“[…] Minister Imbert has […] set the stage for entrenching the austerity programme the IMF has long been advising: privatisation, deregulation, the reduction of the public sector, wage suppression.
“This austerity, of course, involves the weakening of the trade unions through the hiving off of the health sector, a de facto wage freeze at 2013 rates, the wholesale introduction of fixed-term contracts over recent decades and the seduction of trade union leaders by the conglomerates and the political parties …”
The following Letter to the Editor was submitted to Wired868 by Gerry Kangalee, education and research officer at the National Workers’ Union:

(Courtesy Annalisa Caruth/Wired868)
Well, here we go again. Whenever this government wants to privatise or suppress workers’ wages and salaries, they spin Anansi stories about, in Minister of Finance Colm Imbert’s words, ‘excessive wage increases’ and invent fantasies about high levels of wages that unnamed workers receive.
Remember the mythical carpenter at the Pointe-A-Pierre refinery whose wage was $40,000 per month?
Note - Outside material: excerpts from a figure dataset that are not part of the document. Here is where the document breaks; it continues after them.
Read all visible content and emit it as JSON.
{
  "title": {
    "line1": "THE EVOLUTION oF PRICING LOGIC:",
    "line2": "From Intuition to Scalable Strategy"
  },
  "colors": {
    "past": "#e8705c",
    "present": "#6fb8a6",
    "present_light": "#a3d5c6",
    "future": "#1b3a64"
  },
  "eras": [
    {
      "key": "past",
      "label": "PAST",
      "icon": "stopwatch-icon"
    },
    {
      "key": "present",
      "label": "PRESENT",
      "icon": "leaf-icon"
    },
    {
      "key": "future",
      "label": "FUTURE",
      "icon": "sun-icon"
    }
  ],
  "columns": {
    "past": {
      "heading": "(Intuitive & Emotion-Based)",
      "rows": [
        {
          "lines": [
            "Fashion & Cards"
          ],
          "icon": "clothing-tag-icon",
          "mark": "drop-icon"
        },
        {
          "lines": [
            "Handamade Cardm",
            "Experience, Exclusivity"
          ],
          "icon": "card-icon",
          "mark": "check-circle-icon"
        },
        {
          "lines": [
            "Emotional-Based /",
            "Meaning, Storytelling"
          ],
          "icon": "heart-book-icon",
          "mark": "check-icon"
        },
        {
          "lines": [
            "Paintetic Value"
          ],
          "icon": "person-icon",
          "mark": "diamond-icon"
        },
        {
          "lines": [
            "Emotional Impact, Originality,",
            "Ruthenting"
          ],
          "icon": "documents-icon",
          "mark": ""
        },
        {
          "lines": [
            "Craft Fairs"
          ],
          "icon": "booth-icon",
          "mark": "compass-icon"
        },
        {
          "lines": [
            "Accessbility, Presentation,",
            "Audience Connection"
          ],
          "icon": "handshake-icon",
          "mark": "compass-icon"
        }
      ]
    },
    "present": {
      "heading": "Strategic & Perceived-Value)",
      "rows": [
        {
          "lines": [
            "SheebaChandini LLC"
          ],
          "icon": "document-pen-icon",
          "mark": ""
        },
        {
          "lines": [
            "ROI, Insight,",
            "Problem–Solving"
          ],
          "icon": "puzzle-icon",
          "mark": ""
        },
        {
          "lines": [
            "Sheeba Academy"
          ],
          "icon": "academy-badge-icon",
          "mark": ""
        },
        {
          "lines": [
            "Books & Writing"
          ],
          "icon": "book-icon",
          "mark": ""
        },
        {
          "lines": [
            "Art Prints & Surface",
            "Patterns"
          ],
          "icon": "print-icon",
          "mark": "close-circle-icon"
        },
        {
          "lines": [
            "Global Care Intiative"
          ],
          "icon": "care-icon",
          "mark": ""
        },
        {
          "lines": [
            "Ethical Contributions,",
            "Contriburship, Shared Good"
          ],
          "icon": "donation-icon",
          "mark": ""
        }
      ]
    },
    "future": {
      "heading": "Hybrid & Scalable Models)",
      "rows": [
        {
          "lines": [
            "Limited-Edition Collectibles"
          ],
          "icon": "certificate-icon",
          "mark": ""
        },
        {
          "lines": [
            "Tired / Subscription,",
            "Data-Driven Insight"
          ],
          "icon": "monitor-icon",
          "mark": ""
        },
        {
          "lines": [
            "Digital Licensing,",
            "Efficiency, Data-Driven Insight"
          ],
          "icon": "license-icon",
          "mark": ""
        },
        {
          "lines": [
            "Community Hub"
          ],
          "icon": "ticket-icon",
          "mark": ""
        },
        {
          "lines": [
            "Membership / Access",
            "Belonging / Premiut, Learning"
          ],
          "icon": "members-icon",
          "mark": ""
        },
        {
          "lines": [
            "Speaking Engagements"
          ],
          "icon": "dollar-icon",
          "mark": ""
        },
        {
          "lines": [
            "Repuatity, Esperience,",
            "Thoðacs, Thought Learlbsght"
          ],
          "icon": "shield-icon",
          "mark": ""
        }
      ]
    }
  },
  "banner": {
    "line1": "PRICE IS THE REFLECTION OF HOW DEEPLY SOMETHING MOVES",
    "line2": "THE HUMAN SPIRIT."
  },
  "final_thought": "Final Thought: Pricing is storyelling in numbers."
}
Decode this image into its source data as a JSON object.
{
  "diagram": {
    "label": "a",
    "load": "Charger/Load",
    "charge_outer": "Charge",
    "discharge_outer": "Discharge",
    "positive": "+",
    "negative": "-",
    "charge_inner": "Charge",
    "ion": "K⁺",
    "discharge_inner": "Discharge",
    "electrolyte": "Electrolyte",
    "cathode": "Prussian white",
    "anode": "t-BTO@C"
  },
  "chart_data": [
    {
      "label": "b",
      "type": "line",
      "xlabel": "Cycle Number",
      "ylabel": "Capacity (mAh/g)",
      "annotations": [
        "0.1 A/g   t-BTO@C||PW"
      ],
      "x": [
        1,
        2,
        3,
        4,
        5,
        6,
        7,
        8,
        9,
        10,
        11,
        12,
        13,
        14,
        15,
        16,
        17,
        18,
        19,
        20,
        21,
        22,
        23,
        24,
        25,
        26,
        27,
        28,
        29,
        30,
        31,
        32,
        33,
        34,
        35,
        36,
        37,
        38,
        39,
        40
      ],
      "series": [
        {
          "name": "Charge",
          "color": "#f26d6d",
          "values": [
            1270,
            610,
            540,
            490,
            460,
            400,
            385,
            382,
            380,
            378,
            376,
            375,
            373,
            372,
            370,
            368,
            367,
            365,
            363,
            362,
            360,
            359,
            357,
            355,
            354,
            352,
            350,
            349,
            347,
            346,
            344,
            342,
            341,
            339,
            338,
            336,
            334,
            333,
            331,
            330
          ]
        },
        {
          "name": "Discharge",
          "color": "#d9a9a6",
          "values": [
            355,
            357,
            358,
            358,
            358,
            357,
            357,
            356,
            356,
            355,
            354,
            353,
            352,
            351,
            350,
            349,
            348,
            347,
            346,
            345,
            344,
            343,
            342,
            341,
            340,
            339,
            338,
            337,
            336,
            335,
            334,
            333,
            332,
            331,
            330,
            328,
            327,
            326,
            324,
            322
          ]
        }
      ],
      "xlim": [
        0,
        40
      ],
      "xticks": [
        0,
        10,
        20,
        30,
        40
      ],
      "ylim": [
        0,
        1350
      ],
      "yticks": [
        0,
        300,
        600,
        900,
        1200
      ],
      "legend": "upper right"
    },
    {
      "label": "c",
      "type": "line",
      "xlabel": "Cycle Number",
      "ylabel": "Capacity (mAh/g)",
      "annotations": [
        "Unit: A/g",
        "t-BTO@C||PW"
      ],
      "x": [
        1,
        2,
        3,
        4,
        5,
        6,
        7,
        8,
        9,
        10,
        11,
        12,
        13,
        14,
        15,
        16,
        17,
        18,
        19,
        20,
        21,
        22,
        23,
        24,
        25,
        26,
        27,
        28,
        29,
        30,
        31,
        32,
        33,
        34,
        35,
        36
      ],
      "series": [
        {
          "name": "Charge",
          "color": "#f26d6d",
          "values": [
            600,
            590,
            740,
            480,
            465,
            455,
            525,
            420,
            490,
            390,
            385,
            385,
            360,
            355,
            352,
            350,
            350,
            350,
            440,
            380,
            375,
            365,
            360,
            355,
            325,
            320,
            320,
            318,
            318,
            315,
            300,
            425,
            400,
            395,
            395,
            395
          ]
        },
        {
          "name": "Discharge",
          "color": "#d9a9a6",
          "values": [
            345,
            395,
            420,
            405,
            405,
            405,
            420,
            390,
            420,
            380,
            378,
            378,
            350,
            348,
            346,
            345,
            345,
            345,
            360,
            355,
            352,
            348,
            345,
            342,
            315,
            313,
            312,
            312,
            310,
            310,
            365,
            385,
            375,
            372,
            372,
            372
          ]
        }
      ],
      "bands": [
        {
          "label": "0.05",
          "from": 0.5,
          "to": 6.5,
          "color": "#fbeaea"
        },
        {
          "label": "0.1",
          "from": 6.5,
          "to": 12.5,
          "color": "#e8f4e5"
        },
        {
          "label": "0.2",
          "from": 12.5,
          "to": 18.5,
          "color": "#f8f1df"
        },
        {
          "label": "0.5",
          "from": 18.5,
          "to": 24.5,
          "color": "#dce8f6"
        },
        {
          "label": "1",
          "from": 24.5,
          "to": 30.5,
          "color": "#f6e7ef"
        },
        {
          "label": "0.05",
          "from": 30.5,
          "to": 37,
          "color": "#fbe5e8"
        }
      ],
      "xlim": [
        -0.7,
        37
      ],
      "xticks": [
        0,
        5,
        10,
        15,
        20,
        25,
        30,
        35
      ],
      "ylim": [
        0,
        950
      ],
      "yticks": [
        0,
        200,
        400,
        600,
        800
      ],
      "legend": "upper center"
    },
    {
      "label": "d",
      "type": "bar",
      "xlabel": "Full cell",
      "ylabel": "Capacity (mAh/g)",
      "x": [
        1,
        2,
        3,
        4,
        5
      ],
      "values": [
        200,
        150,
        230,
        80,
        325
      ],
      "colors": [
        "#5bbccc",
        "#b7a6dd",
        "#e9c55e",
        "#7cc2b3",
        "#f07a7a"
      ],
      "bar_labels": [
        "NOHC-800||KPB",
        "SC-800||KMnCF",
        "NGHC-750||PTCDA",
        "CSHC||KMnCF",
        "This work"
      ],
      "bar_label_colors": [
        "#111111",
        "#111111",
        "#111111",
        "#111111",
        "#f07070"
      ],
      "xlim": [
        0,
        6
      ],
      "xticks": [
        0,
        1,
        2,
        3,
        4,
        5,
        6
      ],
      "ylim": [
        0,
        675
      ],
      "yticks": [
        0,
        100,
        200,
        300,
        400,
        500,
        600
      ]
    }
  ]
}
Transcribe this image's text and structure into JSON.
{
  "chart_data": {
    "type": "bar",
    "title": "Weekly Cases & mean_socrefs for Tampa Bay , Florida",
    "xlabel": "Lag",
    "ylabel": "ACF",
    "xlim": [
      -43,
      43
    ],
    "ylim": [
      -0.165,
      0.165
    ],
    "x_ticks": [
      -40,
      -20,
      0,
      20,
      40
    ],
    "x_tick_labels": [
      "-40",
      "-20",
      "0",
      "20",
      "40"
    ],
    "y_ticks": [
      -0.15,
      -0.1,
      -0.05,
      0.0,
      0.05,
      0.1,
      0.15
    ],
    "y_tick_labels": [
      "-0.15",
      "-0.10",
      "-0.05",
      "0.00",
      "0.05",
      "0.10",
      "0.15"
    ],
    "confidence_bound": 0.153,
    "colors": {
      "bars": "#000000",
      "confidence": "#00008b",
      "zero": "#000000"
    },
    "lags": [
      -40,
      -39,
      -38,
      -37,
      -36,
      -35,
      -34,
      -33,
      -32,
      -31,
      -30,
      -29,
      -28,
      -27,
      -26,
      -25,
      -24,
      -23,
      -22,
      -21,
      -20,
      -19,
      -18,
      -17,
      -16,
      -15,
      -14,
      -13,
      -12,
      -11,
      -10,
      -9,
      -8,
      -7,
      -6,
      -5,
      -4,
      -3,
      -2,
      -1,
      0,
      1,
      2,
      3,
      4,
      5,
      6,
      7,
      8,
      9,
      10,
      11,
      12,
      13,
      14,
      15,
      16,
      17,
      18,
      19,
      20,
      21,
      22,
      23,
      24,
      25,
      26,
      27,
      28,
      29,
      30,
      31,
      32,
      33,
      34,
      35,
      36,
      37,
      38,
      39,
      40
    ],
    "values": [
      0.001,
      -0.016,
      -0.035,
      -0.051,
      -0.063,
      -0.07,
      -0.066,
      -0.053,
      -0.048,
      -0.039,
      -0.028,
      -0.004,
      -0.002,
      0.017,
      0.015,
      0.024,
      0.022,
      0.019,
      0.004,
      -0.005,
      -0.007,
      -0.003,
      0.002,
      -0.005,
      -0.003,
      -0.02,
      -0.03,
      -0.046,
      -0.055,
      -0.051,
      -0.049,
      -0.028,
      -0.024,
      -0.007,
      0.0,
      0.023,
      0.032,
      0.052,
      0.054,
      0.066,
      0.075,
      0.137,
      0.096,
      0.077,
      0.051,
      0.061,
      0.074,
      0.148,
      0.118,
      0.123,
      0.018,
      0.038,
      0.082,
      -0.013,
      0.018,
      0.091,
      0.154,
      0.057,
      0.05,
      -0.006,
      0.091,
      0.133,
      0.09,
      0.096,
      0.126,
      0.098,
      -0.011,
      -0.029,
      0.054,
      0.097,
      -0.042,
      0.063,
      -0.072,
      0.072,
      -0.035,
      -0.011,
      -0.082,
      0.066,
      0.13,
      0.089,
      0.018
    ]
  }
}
Of course, there was no such occupational classification in the refinery, but a case had to be made to convince the public that something had to be done. Something was done.
The refinery has been shuttered for more than two years; thousands of workers have been retrenched and the economy of the Southland, in particular, has been devastated. So when these political hustlers; these confidence tricksters; these agents of foreign capital and the one per cent tell you to stand up, is best you run!
So the government has already signalled its intention to privatise the port in Port of Spain, to further divest the Point Lisas Industrial Port Development Company, to dismantle National Petroleum, free up the price of fuel and place the fuel sector in the hands of private operators (financiers? party hacks?).
It is also frantically looking for a foreign (Chinese?) investor to take control of our pitch lake and get rid of the Trinidad Lake Asphalt company. It is clear that WASA is getting rid of half its workforce.

Is it any surprise, therefore, that Minister Imbert has set his sights on National Petroleum and has blamed the industrial court for awarding a wage increase of 7% for the period 2011-2014 which, he claims, ‘As a result of that award by the industrial court, NP is now running at a loss every month in the vicinity of 15 to 20 million dollars’?
This statement was made on 26 January 2021 at the 12th sitting of the Senate. A little later in the statement, he went on to say that NP had to find $200m per month.
In a statement issued at a press conference on 10 February, the minister stated: “NP has moved from barely breaking even to a loss position of over $50m in 2020, which is just not sustainable.” If you are confused over the differences in the figures, join the club!
In a statement dated 14 February, Minister Imbert said (referring to himself): “The minister did not refer to a wage increase of 11% at this press conference.”
But he did state in the Senate on 26 January: “I know it is within the range of 10 to 11% salary increase.”
Again, when politicians tell you run, is best you stand up!
All this rigmarole that Minister Imbert has gone into is really to set the stage for entrenching the austerity programme the IMF has long been advising: privatisation, deregulation, the reduction of the public sector, wage suppression.
This austerity, of course, involves the weakening of the trade unions through the hiving off of the health sector, a de facto wage freeze at 2013 rates, the wholesale introduction of fixed-term contracts over recent decades and the seduction of trade union leaders by the conglomerates and the political parties.
Now that it is convinced that the trade union movement is no longer able to protect, advance and defend the interests of working people in a consistent and militant fashion, the government has turned its attention to the industrial court. This is ironic because the industrial court was set up to curb the gains the working class had made through exercising the power of numbers and the power over production.
To a large extent, 50 years later, it has more or less succeeded in extracting the militant teeth of the trade unions, and the very court which channelled union militancy into bush lawyerism is now on the chopping block. Why?

The very weakness of the trade unions at the workplace has shifted the class struggle from the point of production into the industrial court. The court, while not dispensing ‘justice’—a concept which has nothing to do with the law—at least offers some remedy to the grievous exploitation by employers.
So here we are, in the midst of social and economic collapse, with workers struggling to keep their families whole, having to deal with Mr ‘dey-ent-riot-yet’ threatening to throw more workers on the breadline.
In his own words on 10 February: “… by next month, the retail fuels sector should be fully liberalised, thus removing the requirement for a fuel subsidy…We also expect that the Regulated Industries Commission will adjudicate on appropriate levels of water and electricity rates in 2021 …
“In this context, demands from Trade Unions for wage increases, with associated billions of dollars in back pay, are difficult to understand … if excessive wage increases are granted in the state sector, then employment levels may have to be reduced …”
There you have it from the horse’s mouth: shut up and behave allyuh self. If allyuh try to keep up with cost of living you will end up on the street. Our response should be, like Brother Resistance: the people ent taking dat so! The people ent taking dat!